Public relations is a broad term. It means different things to different people. So when someone suggests that you do PR for your business, what exactly do they mean?
Did they mean you need to get published in the Globe and Mail? Become a contributing author at Huffington Post? Start announcing your company news by sending out press releases? All of the above?
When clients come to us wanting to do PR we always ask them “Why?” When a client says that they want to do PR, 99.9% of the time, PR isn’t really what they want (or need).
Ask yourself, “Why do you want to do PR?”
Here are the common responses we receive:
- I want to increase traffic to my website
- I want to grow my social media following and engagement
- I want to get more speaking engagements
- I want to become a thought-leader in my industry
Sending press releases out on the wire, batch emailing journalists or pounding the phones to pitch stories won’t necessarily accomplish these goals. Sure, these things could help (or do more damage if not done well), but simply doing these things alone won’t generate the results you want.
I wrote and distributed hundreds of press releases during my years in corporate marketing and communications roles. Our director of marketing has a PR degree and sends out press releases as requested by clients. We’ve even been referred to as a PR agency on many occasions.
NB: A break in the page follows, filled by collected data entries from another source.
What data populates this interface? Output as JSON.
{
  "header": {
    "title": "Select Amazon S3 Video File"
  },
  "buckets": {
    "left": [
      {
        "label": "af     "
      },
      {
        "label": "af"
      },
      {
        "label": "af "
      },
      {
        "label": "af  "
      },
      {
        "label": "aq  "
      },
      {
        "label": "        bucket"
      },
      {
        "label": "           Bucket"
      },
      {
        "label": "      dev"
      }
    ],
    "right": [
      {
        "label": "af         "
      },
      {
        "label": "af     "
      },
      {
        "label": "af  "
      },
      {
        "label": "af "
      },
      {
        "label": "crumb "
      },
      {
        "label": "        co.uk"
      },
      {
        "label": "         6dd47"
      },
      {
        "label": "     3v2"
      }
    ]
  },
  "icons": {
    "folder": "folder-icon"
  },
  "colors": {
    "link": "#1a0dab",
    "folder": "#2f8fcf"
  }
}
But what we’ve discovered is that many clients who want to do PR, a lot of the time, actually need a content strategy that is going to raise their industry profile and ultimately help generate more clients for them.
Webinars, ebooks, blogging, email, social media and other more direct-response content-driven digital-marketing initiatives targeted to a relevant audience can do that. They are much more effective at contributing to the favourable public image of a company than a mention in a mainstream news article.
Plus, generating stories that are suitable for a mention in general media outlet is another story. Our in-house content creation specialist is a graduate from Ryerson’s prestigious Journalism program and she reiterates that unless you have a truly game-changing story that has never been told before or are revealing something new or controversial, journalists likely won’t bite.
Publishing articles on your own website that are useful to your target audience and using content distribution strategies to drive traffic to your content will probably generate more payoff and have a bigger business impact than a mention in a publication.
We’re not saying PR is dead or not to go the traditional PR route. Take a step back, ask yourself “Why?” and talk it through.